Not so fast, say some in the b-to-b world. Although there are no figures tracking the number of business blogs, it seems that businesses are still rapidly adopting blogs even in the age of social media.
At least that is how Jeanette Gibson, director of social media marketing at Cisco Systems, sees it. Gibson oversees Cicso's network of 31 blogs and a team of 700 company bloggers. Overall, the company posts up to 15 blog posts a day on a dedicated site and, according to Gibson, garners about 500,000 page views a quarter on its blogs. The vast majority of these are external, non-Cisco visitors.
“Our blogs are destination links,” she said. “People want targeted content, and the nature of blogs very much works for us.”
In Cisco's view, social media doesn't replace blogging, it supports it. The company's bloggers use social applications to push blog entries out into the Web, and there are plenty of ways to add a social dimension to any blog entry, such as Facebook posts on the blogging page.
Eventually, Gibson said, she expects blogging to increase even more, eventually supplanting portions of the company's other Web presence.
Blogging works in the b-to-b world for two reasons, said Mike Rowland, president of Impact Interactions, a marketing services company that specializes in social media.
“When you look at the b-to-b market, what's necessary is thought leadership, and you cannot get thought leadership in 140 characters or a Facebook post,” Rowland said.
Also, blogs allow for more in-depth customer interaction than either Facebook or Twitter. On Cisco's tech blogs, for example, the tech community can have detailed, high-level conversations in a public format.
“It's not so much self-promotional as educational,” said Tony Zambito, president of Goal Centric, a marketing services company that helps companies identify and develop buyer profiles. “B-to-b blogging allows potential buyers to really get to know you.”
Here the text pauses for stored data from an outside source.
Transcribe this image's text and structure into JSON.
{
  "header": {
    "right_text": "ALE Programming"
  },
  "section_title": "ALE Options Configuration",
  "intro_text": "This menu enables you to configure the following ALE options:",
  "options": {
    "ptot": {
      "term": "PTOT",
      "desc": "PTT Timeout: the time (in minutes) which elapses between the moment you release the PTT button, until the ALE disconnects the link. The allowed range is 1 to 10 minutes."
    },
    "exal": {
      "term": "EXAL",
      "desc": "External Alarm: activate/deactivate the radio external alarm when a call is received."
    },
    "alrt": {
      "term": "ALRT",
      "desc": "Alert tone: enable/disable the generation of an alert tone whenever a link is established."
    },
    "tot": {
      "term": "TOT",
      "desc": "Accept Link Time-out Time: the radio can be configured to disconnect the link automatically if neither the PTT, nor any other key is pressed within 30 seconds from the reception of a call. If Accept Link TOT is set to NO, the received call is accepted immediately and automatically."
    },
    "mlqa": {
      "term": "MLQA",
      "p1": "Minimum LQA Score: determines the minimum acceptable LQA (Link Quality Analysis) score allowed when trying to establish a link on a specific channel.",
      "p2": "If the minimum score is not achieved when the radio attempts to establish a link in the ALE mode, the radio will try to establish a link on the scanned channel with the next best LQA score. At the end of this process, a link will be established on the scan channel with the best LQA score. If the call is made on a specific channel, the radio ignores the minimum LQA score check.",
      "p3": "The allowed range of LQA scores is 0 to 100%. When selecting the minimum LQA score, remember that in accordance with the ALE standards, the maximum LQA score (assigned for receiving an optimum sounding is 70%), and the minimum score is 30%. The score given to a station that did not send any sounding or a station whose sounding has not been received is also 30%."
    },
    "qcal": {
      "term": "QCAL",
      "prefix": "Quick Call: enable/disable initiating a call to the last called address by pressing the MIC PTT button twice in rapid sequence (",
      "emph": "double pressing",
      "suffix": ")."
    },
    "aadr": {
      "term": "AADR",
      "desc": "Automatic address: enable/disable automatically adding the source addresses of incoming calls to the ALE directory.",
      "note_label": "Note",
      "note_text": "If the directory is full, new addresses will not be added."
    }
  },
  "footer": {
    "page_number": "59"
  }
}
Even if the reports of b-to-b blogging's demise have been exaggerated, the rise of social media has transformed blogging in important ways. For example, video blogging is rapidly growing, Gibson said. She said the company's video blogs get five to 10 times as many views as text-only entries, and Cisco is encouraging video blogging across all its platforms.
Effective blogs are also closely tied into the company's marketing and sales campaigns. Ideally, blog entries are information-rich, researched pieces posted on a regular basis—Cisco bloggers are trained to develop a blogging schedule and stick to it.
Successful blogging also requires follow-up and feedback. Cisco bloggers are instructed to post negative comments and respond to them.
“If we get negative comments, we make sure they post them,” Gibson said. “It gives us a chance to have that conversation in public.”